We then created a function to identify the distance from the UFO report to the closest city with a population over 200,000. We are using the haversine formula to calculate distance over a sphere using latitude and longitude. This is implemented in R using the haversine() function from the pracma package.

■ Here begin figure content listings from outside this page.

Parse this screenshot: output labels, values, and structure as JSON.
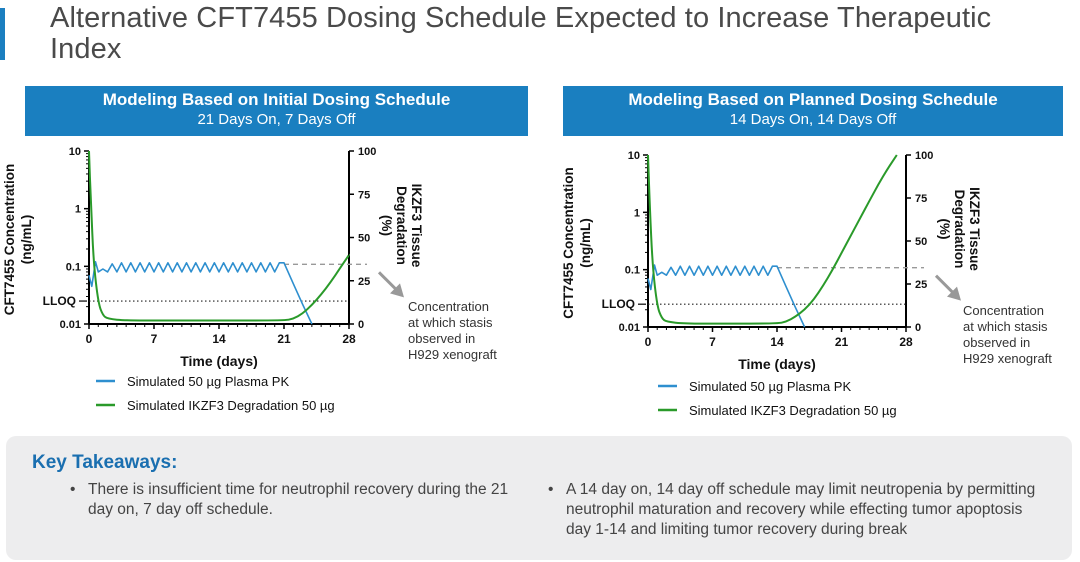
{
  "slide": {
    "title": "Alternative CFT7455 Dosing Schedule Expected to Increase Therapeutic Index",
    "accent_color": "#1a7fc0"
  },
  "panels": [
    {
      "header_title": "Modeling Based on Initial Dosing Schedule",
      "header_subtitle": "21 Days On, 7 Days Off"
    },
    {
      "header_title": "Modeling Based on Planned Dosing Schedule",
      "header_subtitle": "14 Days On, 14 Days Off"
    }
  ],
  "key_takeaways": {
    "title": "Key Takeaways:",
    "bullets": [
      "There is insufficient time for neutrophil recovery during the 21 day on, 7 day off schedule.",
      "A 14 day on, 14 day off schedule may limit neutropenia by permitting neutrophil maturation and recovery while effecting tumor apoptosis day 1-14 and limiting tumor recovery during break"
    ]
  },
  "chart_data": [
    {
      "type": "line",
      "title": "Modeling Based on Initial Dosing Schedule",
      "subtitle": "21 Days On, 7 Days Off",
      "xlabel": "Time (days)",
      "ylabel_left": "CFT7455 Concentration (ng/mL)",
      "ylabel_right": "IKZF3 Tissue Degradation (%)",
      "xlim": [
        0,
        28
      ],
      "x_ticks": [
        "0",
        "7",
        "14",
        "21",
        "28"
      ],
      "y_left_scale": "log",
      "y_left_lim": [
        0.01,
        10
      ],
      "y_left_ticks": [
        "0.01",
        "0.1",
        "1",
        "10"
      ],
      "y_right_lim": [
        0,
        100
      ],
      "y_right_ticks": [
        "0",
        "25",
        "50",
        "75",
        "100"
      ],
      "lloq_label": "LLOQ",
      "lloq_value": 0.025,
      "stasis_concentration": 0.1,
      "dosing_days_on": 21,
      "annotation": "Concentration at which stasis observed in H929 xenograft",
      "series": [
        {
          "name": "Simulated 50 µg Plasma PK",
          "axis": "left",
          "color": "#2e8fcf",
          "x": [
            0,
            0.3,
            0.7,
            1,
            2,
            3,
            4,
            5,
            6,
            7,
            8,
            9,
            10,
            11,
            12,
            13,
            14,
            15,
            16,
            17,
            18,
            19,
            20,
            21,
            22,
            23,
            24
          ],
          "y": [
            0.07,
            0.045,
            0.12,
            0.09,
            0.11,
            0.115,
            0.115,
            0.115,
            0.115,
            0.115,
            0.115,
            0.115,
            0.115,
            0.115,
            0.115,
            0.115,
            0.115,
            0.115,
            0.115,
            0.115,
            0.115,
            0.115,
            0.115,
            0.115,
            0.05,
            0.022,
            0.01
          ]
        },
        {
          "name": "Simulated IKZF3 Degradation 50 µg",
          "axis": "right",
          "color": "#2a9a2a",
          "x": [
            0,
            0.2,
            0.5,
            1,
            1.5,
            2,
            4,
            8,
            14,
            21,
            22,
            23,
            24,
            25,
            26,
            27,
            28
          ],
          "y": [
            100,
            70,
            35,
            12,
            5,
            3,
            2,
            2,
            2,
            2,
            3,
            6,
            11,
            17,
            24,
            32,
            40
          ]
        }
      ]
    },
    {
      "type": "line",
      "title": "Modeling Based on Planned Dosing Schedule",
      "subtitle": "14 Days On, 14 Days Off",
      "xlabel": "Time (days)",
      "ylabel_left": "CFT7455 Concentration (ng/mL)",
      "ylabel_right": "IKZF3 Tissue Degradation (%)",
      "xlim": [
        0,
        28
      ],
      "x_ticks": [
        "0",
        "7",
        "14",
        "21",
        "28"
      ],
      "y_left_scale": "log",
      "y_left_lim": [
        0.01,
        10
      ],
      "y_left_ticks": [
        "0.01",
        "0.1",
        "1",
        "10"
      ],
      "y_right_lim": [
        0,
        100
      ],
      "y_right_ticks": [
        "0",
        "25",
        "50",
        "75",
        "100"
      ],
      "lloq_label": "LLOQ",
      "lloq_value": 0.025,
      "stasis_concentration": 0.1,
      "dosing_days_on": 14,
      "annotation": "Concentration at which stasis observed in H929 xenograft",
      "series": [
        {
          "name": "Simulated 50 µg Plasma PK",
          "axis": "left",
          "color": "#2e8fcf",
          "x": [
            0,
            0.3,
            0.7,
            1,
            2,
            3,
            4,
            5,
            6,
            7,
            8,
            9,
            10,
            11,
            12,
            13,
            14,
            15,
            16,
            17
          ],
          "y": [
            0.07,
            0.045,
            0.12,
            0.09,
            0.11,
            0.115,
            0.115,
            0.115,
            0.115,
            0.115,
            0.115,
            0.115,
            0.115,
            0.115,
            0.115,
            0.115,
            0.115,
            0.05,
            0.022,
            0.01
          ]
        },
        {
          "name": "Simulated IKZF3 Degradation 50 µg",
          "axis": "right",
          "color": "#2a9a2a",
          "x": [
            0,
            0.2,
            0.5,
            1,
            1.5,
            2,
            4,
            8,
            14,
            15,
            16,
            17,
            18,
            19,
            20,
            21,
            22,
            23,
            24,
            25,
            26,
            27
          ],
          "y": [
            100,
            70,
            35,
            12,
            5,
            3,
            2,
            2,
            2,
            3,
            6,
            10,
            16,
            24,
            33,
            43,
            53,
            63,
            73,
            83,
            92,
            100
          ]
        }
      ]
    }
  ]
}
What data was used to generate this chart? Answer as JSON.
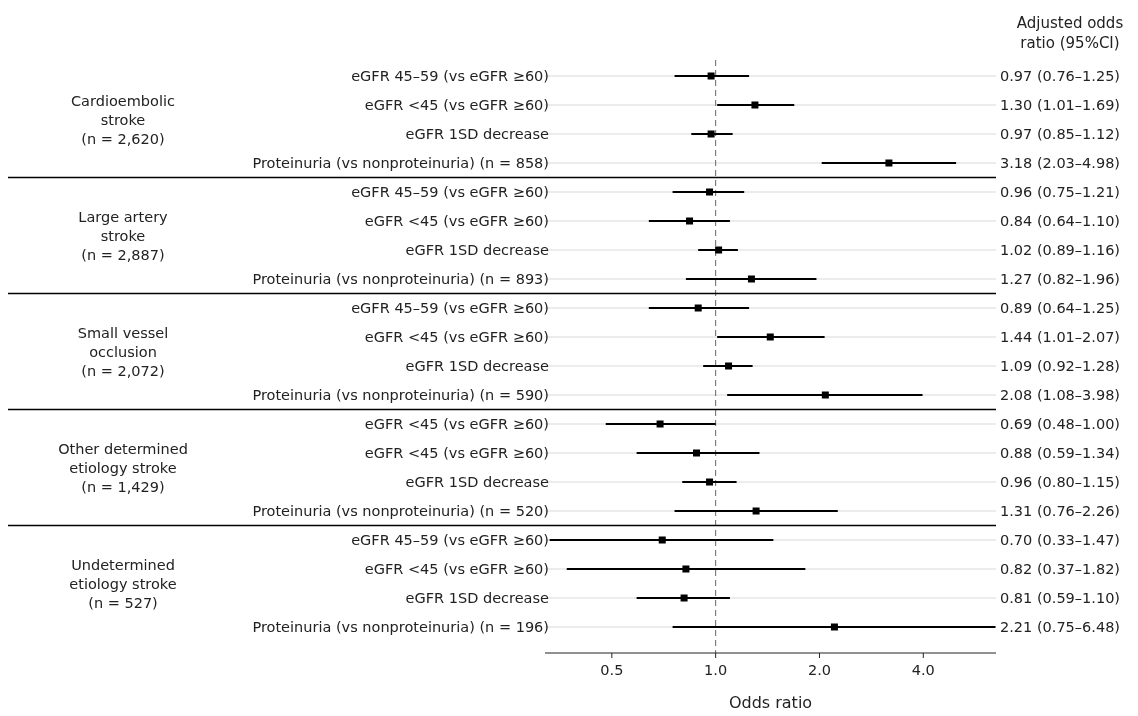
{
  "chart_data": {
    "type": "scatter",
    "orientation": "horizontal",
    "log": "x",
    "marker": "square",
    "grid": "y",
    "color": "#000000",
    "xlabel": "Odds ratio",
    "xlim": [
      0.32,
      6.5
    ],
    "xticks": [
      0.5,
      {
        "value": 1,
        "label": "1.0"
      },
      {
        "value": 2,
        "label": "2.0"
      },
      {
        "value": 4,
        "label": "4.0"
      }
    ],
    "categories": [
      "eGFR 45–59 (vs eGFR ≥60)",
      "eGFR <45 (vs eGFR ≥60)",
      "eGFR 1SD decrease",
      "Proteinuria (vs nonproteinuria) (n = 858)",
      "eGFR 45–59 (vs eGFR ≥60)",
      "eGFR <45 (vs eGFR ≥60)",
      "eGFR 1SD decrease",
      "Proteinuria (vs nonproteinuria) (n = 893)",
      "eGFR 45–59 (vs eGFR ≥60)",
      "eGFR <45 (vs eGFR ≥60)",
      "eGFR 1SD decrease",
      "Proteinuria (vs nonproteinuria) (n = 590)",
      "eGFR <45 (vs eGFR ≥60)",
      "eGFR <45 (vs eGFR ≥60)",
      "eGFR 1SD decrease",
      "Proteinuria (vs nonproteinuria) (n = 520)",
      "eGFR 45–59 (vs eGFR ≥60)",
      "eGFR <45 (vs eGFR ≥60)",
      "eGFR 1SD decrease",
      "Proteinuria (vs nonproteinuria) (n = 196)"
    ],
    "values": [
      0.97,
      1.3,
      0.97,
      3.18,
      0.96,
      0.84,
      1.02,
      1.27,
      0.89,
      1.44,
      1.09,
      2.08,
      0.69,
      0.88,
      0.96,
      1.31,
      0.7,
      0.82,
      0.81,
      2.21
    ],
    "errors": [
      [
        0.76,
        1.25
      ],
      [
        1.01,
        1.69
      ],
      [
        0.85,
        1.12
      ],
      [
        2.03,
        4.98
      ],
      [
        0.75,
        1.21
      ],
      [
        0.64,
        1.1
      ],
      [
        0.89,
        1.16
      ],
      [
        0.82,
        1.96
      ],
      [
        0.64,
        1.25
      ],
      [
        1.01,
        2.07
      ],
      [
        0.92,
        1.28
      ],
      [
        1.08,
        3.98
      ],
      [
        0.48,
        1.0
      ],
      [
        0.59,
        1.34
      ],
      [
        0.8,
        1.15
      ],
      [
        0.76,
        2.26
      ],
      [
        0.33,
        1.47
      ],
      [
        0.37,
        1.82
      ],
      [
        0.59,
        1.1
      ],
      [
        0.75,
        6.48
      ]
    ],
    "value_labels": [
      "0.97 (0.76–1.25)",
      "1.30 (1.01–1.69)",
      "0.97 (0.85–1.12)",
      "3.18 (2.03–4.98)",
      "0.96 (0.75–1.21)",
      "0.84 (0.64–1.10)",
      "1.02 (0.89–1.16)",
      "1.27 (0.82–1.96)",
      "0.89 (0.64–1.25)",
      "1.44 (1.01–2.07)",
      "1.09 (0.92–1.28)",
      "2.08 (1.08–3.98)",
      "0.69 (0.48–1.00)",
      "0.88 (0.59–1.34)",
      "0.96 (0.80–1.15)",
      "1.31 (0.76–2.26)",
      "0.70 (0.33–1.47)",
      "0.82 (0.37–1.82)",
      "0.81 (0.59–1.10)",
      "2.21 (0.75–6.48)"
    ],
    "ref_lines": [
      {
        "axis": "x",
        "value": 1,
        "line_style": "dashed",
        "color": "#666666"
      }
    ],
    "annotations": [
      "Adjusted odds\nratio (95%CI)",
      "Cardioembolic\nstroke\n(n = 2,620)",
      "Large artery\nstroke\n(n = 2,887)",
      "Small vessel\nocclusion\n(n = 2,072)",
      "Other determined\netiology stroke\n(n = 1,429)",
      "Undetermined\netiology stroke\n(n = 527)"
    ]
  }
}
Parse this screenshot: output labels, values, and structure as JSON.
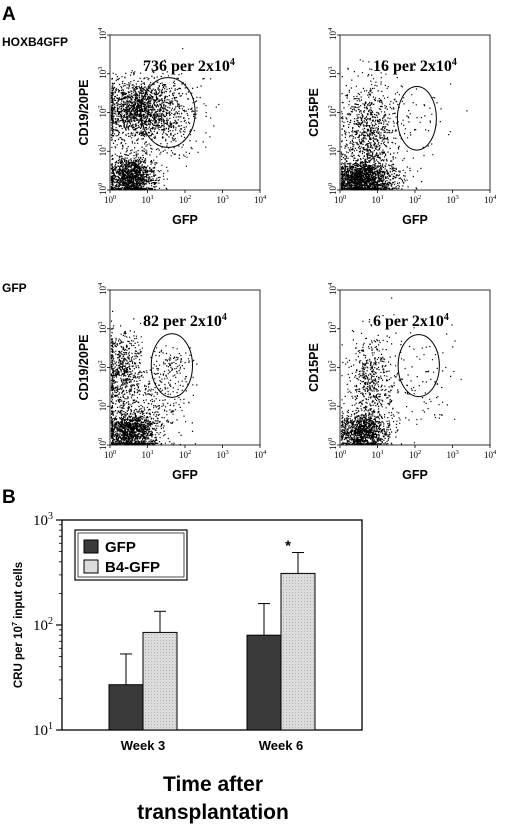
{
  "panel_a": {
    "letter": "A",
    "rows": [
      {
        "label": "HOXB4GFP"
      },
      {
        "label": "GFP"
      }
    ],
    "plots": [
      {
        "id": "hoxb4-cd19",
        "row": 0,
        "col": 0,
        "ylabel": "CD19/20PE",
        "xlabel": "GFP",
        "count_main": "736 per 2x10",
        "count_exp": "4",
        "dots": 3200,
        "gate": {
          "cx_log": 1.55,
          "cy_log": 2.0,
          "rx_dec": 0.72,
          "ry_dec": 0.9
        }
      },
      {
        "id": "hoxb4-cd15",
        "row": 0,
        "col": 1,
        "ylabel": "CD15PE",
        "xlabel": "GFP",
        "count_main": "16 per 2x10",
        "count_exp": "4",
        "dots": 2600,
        "gate": {
          "cx_log": 2.05,
          "cy_log": 1.85,
          "rx_dec": 0.52,
          "ry_dec": 0.82
        }
      },
      {
        "id": "gfp-cd19",
        "row": 1,
        "col": 0,
        "ylabel": "CD19/20PE",
        "xlabel": "GFP",
        "count_main": "82 per 2x10",
        "count_exp": "4",
        "dots": 2300,
        "gate": {
          "cx_log": 1.65,
          "cy_log": 2.05,
          "rx_dec": 0.55,
          "ry_dec": 0.82
        }
      },
      {
        "id": "gfp-cd15",
        "row": 1,
        "col": 1,
        "ylabel": "CD15PE",
        "xlabel": "GFP",
        "count_main": "6 per 2x10",
        "count_exp": "4",
        "dots": 1700,
        "gate": {
          "cx_log": 2.1,
          "cy_log": 2.05,
          "rx_dec": 0.55,
          "ry_dec": 0.8
        }
      }
    ],
    "tick_base": "10",
    "tick_exps": [
      "0",
      "1",
      "2",
      "3",
      "4"
    ]
  },
  "chart_data": {
    "type": "bar",
    "panel_letter": "B",
    "categories": [
      "Week 3",
      "Week 6"
    ],
    "series": [
      {
        "name": "GFP",
        "color": "#3a3a3a",
        "values": [
          27,
          80
        ],
        "error_upper": [
          53,
          160
        ]
      },
      {
        "name": "B4-GFP",
        "color": "#dcdcdc",
        "values": [
          85,
          310
        ],
        "error_upper": [
          135,
          490
        ]
      }
    ],
    "significance": [
      {
        "category": "Week 6",
        "series": "B4-GFP",
        "mark": "*"
      }
    ],
    "yscale": "log",
    "ylim": [
      10,
      1000
    ],
    "yticks": [
      {
        "base": "10",
        "exp": "1"
      },
      {
        "base": "10",
        "exp": "2"
      },
      {
        "base": "10",
        "exp": "3"
      }
    ],
    "ylabel": {
      "before": "CRU per 10",
      "sup": "7",
      "after": " input cells"
    },
    "xlabel_lines": [
      "Time after",
      "transplantation"
    ],
    "legend_placement": "top-left"
  }
}
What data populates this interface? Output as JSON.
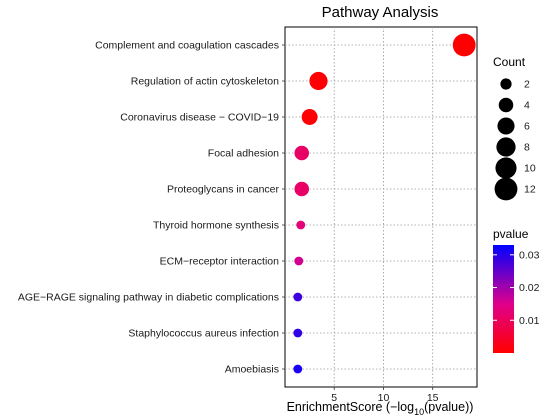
{
  "chart_data": {
    "type": "scatter",
    "title": "Pathway Analysis",
    "xlabel_main": "EnrichmentScore (−log",
    "xlabel_sub": "10",
    "xlabel_tail": "(pvalue))",
    "xticks": [
      5,
      10,
      15
    ],
    "xlim": [
      0,
      19.5
    ],
    "grid": true,
    "categories": [
      "Complement and coagulation cascades",
      "Regulation of actin cytoskeleton",
      "Coronavirus disease − COVID−19",
      "Focal adhesion",
      "Proteoglycans in cancer",
      "Thyroid hormone synthesis",
      "ECM−receptor interaction",
      "AGE−RAGE signaling pathway in diabetic complications",
      "Staphylococcus aureus infection",
      "Amoebiasis"
    ],
    "points": [
      {
        "x": 18.2,
        "count": 12,
        "pvalue": 1e-06
      },
      {
        "x": 3.4,
        "count": 7,
        "pvalue": 0.0004
      },
      {
        "x": 2.5,
        "count": 5,
        "pvalue": 0.0005
      },
      {
        "x": 1.7,
        "count": 4,
        "pvalue": 0.011
      },
      {
        "x": 1.7,
        "count": 4,
        "pvalue": 0.011
      },
      {
        "x": 1.6,
        "count": 1,
        "pvalue": 0.013
      },
      {
        "x": 1.4,
        "count": 1,
        "pvalue": 0.016
      },
      {
        "x": 1.3,
        "count": 1,
        "pvalue": 0.028
      },
      {
        "x": 1.3,
        "count": 1,
        "pvalue": 0.029
      },
      {
        "x": 1.3,
        "count": 1,
        "pvalue": 0.031
      }
    ],
    "size_legend": {
      "title": "Count",
      "values": [
        2,
        4,
        6,
        8,
        10,
        12
      ]
    },
    "color_legend": {
      "title": "pvalue",
      "ticks": [
        0.01,
        0.02,
        0.03
      ],
      "range": [
        0,
        0.033
      ],
      "low_color": "#ff0000",
      "high_color": "#0000ff"
    }
  }
}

dist_close_city = function(x,y){
  # pull in cities data from df_cities
  lat = df_cities |> pull(lat)
  lng = df_cities |> pull(lng)
  cities = df_cities |> pull(city)
  n = length(lat)
  
  # calculate distance to all cities
  vec = vector(mode = "numeric", length = n)
  cit_vec = vector(mod = "numeric", length = n)
  
  for (i in 1:n){
    vec[i] = pracma::haversine(c(x,y),c(lat[i],lng[i]))
  }
  
  # determine min distance and change from km to miles
  out = tibble(
    dist_km = min(vec),
    closest_city = cities[match(dist_km, vec)],
    dist = dist_km * 0.621
  ) |> 
    select(-dist_km)
  
  return(out)
}

This function was then applied to our dataset to calculate the distances, and a location variable was added indicating whether the report took place within 5 miles of a large U.S. city.

df_reports =
  df_reports |> 
  mutate(out = map2(city_latitude, city_longitude, dist_close_city)) |> 
  unnest(out) |> 
  mutate(location = case_when(
           dist <= 5 ~ "urban",
           dist > 5 ~ "rural"
         )) 

Export

This clean version of the dataset will be exported and used for our analyses on other pages.

df_reports |> 
  write_csv(file = "data/ufo_clean.csv")

Final Dataset Description

The variables in our dataset are:

  • city: The city where the sighting occurred.
  • state: The state where the sighting occurred.
  • date_time: The date and time of the sighting.
  • shape: The shape of the UFO.
  • duration: The duration of the UFO sighting.
  • text: The text of the report.
  • posted: The time that the report was made.
  • city_latitude: The latitude of where the sighting occured.
  • city_longitude: The longitude of where the sighting occured.
  • duration_clean: The duration in seconds of the UFO sighting.
  • dist: The distance in miles to the closest city with a population of 200,000 or more.
  • closest_city: The closest city with a population of 200,000 or more.
  • location: Whether the sighting was urban or rural. Urban was defined as within 5 miles of a city with population in excess of 200,000.